Quietly, Mark spoke, keeping his gaze fixed on the front window of the car. "Bragging rights. Glad I could help you out with that, Judge." The gentle sarcasm only made it clear that Mark was more touched than he could bring himself to say. Somehow, the judge always seemed to be able to make things look better. Suddenly, the loss of twenty thousand dollars didn't seem so bad, balanced against the place he'd obviously been given in Hardcastle's life. What he had now, the life he shared with the judge, was priceless. And so much more than he'd ever believed he could have.
He was sure he could find some way to show Hardcastle his appreciation, without having to spend the money he no longer had. The judge's birthday was coming up soon. Maybe he should do a little quiet digging in the judge's files. Find some new evidence on a nice, simple little case and give it to the judge as a gift. Hardcastle had helped him to race again, and made one of his dreams come true. The least he could do was to return the favour and help the judge take one more criminal off the streets.

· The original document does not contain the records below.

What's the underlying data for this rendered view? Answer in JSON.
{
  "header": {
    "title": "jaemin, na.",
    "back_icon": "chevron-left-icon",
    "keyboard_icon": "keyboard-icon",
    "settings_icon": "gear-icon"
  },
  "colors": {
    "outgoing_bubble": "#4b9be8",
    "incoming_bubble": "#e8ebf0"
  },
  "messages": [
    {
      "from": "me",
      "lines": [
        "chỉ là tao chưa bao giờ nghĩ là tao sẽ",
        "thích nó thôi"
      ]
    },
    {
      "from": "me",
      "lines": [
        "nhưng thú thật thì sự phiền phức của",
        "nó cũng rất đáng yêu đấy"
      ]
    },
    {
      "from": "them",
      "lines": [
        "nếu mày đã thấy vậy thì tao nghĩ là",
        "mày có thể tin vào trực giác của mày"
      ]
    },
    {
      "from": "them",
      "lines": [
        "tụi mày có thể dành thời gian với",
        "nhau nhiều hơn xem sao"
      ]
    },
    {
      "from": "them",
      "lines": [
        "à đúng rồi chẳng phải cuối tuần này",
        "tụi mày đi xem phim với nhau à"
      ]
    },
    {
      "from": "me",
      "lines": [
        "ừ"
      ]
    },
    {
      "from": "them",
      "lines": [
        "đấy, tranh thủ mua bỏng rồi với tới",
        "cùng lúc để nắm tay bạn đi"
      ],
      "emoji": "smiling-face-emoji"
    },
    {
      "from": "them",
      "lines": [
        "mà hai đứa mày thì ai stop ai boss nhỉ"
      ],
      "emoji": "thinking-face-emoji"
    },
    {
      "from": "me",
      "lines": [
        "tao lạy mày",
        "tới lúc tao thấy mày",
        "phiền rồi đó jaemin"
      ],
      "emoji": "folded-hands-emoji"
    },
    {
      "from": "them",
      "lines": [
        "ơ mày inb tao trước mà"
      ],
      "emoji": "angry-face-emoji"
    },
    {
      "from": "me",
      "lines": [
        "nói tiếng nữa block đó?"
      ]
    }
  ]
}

Glad to have that settled in his mind, Mark let his head drop back against the seat. He could feel the pain killer starting to work, and exhaustion was hovering nearby. "Bragging rights. Nice. Thanks, Judge." The quiet, satisfied tone was enough to make Hardcastle smile. It sounded like the kid had finally realised how much he meant to the judge. Seeing the younger man doze off, Hardcastle murmured quietly, "My pleasure, kiddo." The lack of response caused Hardcastle to risk a sideways glance, only to see that Mark was well on his way to dreamland. "You're a one-of-a-kind special too, kiddo." A soft sigh met his quiet comment, and turning his head slightly, Hardcastle could see a small smile creeping onto Mark's face.
It was a long drive back from Arizona. And Hardcastle whistled tunelessly for the rest of it, a huge smile plastered across his face.